Yes I have voted purely on colours. I like Golan's rendition, but it is rather like the Solomon Island's flag.
To be honest, in a universe where 98% of mammals are colour blind, I would not have any colour at all. Colour would be unimportant, but shape, content and meaning would be everything.
Actually, that's an urban myth. Most mammals have some color vision, even cats and dogs (Dogs are duteranopes- they have red and blue cones, but not green ones). They lack the full range of color vision. They have rods and they have cones. It's just they don't have the full three flavors of cones (Red, Green, and Blue) we have, but most have at least one, allowing for some color discrimination. (It's worth noting that Cats can see colors, but generally don't give a ****. Some, however... )
More correctly, with only one kind of cone, they're sensitive to shapes in a wide range (from their rods), and have signalling of the presence of one narrow range of color as a color response. About 0.1% of the population has this defect. Their primary acuity is fine in the main range.

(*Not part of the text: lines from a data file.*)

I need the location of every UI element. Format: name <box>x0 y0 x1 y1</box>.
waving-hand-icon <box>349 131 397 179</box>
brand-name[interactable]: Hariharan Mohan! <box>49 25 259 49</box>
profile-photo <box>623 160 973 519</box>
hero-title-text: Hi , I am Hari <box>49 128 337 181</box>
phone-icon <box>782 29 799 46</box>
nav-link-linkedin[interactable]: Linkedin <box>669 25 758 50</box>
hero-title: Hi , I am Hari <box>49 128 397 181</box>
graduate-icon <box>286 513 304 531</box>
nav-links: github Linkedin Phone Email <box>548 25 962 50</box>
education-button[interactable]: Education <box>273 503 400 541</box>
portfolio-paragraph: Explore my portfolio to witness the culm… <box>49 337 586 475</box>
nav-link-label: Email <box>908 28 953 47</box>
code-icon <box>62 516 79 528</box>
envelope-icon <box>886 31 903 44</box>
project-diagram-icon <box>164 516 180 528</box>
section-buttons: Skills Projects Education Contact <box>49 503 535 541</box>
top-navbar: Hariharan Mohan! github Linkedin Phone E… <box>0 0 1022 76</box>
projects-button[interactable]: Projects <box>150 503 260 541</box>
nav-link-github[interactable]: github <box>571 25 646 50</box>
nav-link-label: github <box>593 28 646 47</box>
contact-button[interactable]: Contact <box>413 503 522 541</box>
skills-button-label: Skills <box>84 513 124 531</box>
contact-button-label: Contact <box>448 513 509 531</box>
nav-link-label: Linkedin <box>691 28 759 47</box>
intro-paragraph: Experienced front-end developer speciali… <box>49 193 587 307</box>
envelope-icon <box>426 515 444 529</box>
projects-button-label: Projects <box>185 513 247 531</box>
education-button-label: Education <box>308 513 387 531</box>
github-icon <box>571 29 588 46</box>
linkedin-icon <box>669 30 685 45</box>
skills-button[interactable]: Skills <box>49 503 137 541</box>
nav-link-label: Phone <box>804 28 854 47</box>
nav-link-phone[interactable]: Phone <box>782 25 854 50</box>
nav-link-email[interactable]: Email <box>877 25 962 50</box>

With two, they have a weaker sense of color - some colors we can discern simply don't show up as different. A significant number of humans have this "defect" - about 4% of the population. (With a 16:1 M:F disparity!)
With three, we get "normal" vision.
Birds often have 4 kinds of cone receptors chemicals - RGBU - the U for Ultraviolet.
But there are at least 6 known photoreceptor chemicals that have evolved in various species - and it's been discovered with monkeys that adding a 3rd to the eye gives them "full" color vision... the brain sorts it out in a few days.
So, color is useful... but the question is, "in 300K Years, how many divergent photochromic chemicals will humans on other worlds have radiated to have?" They certainly shouldn't all have the standard Terran 3... but most will have at least 2, tho not always two of our three.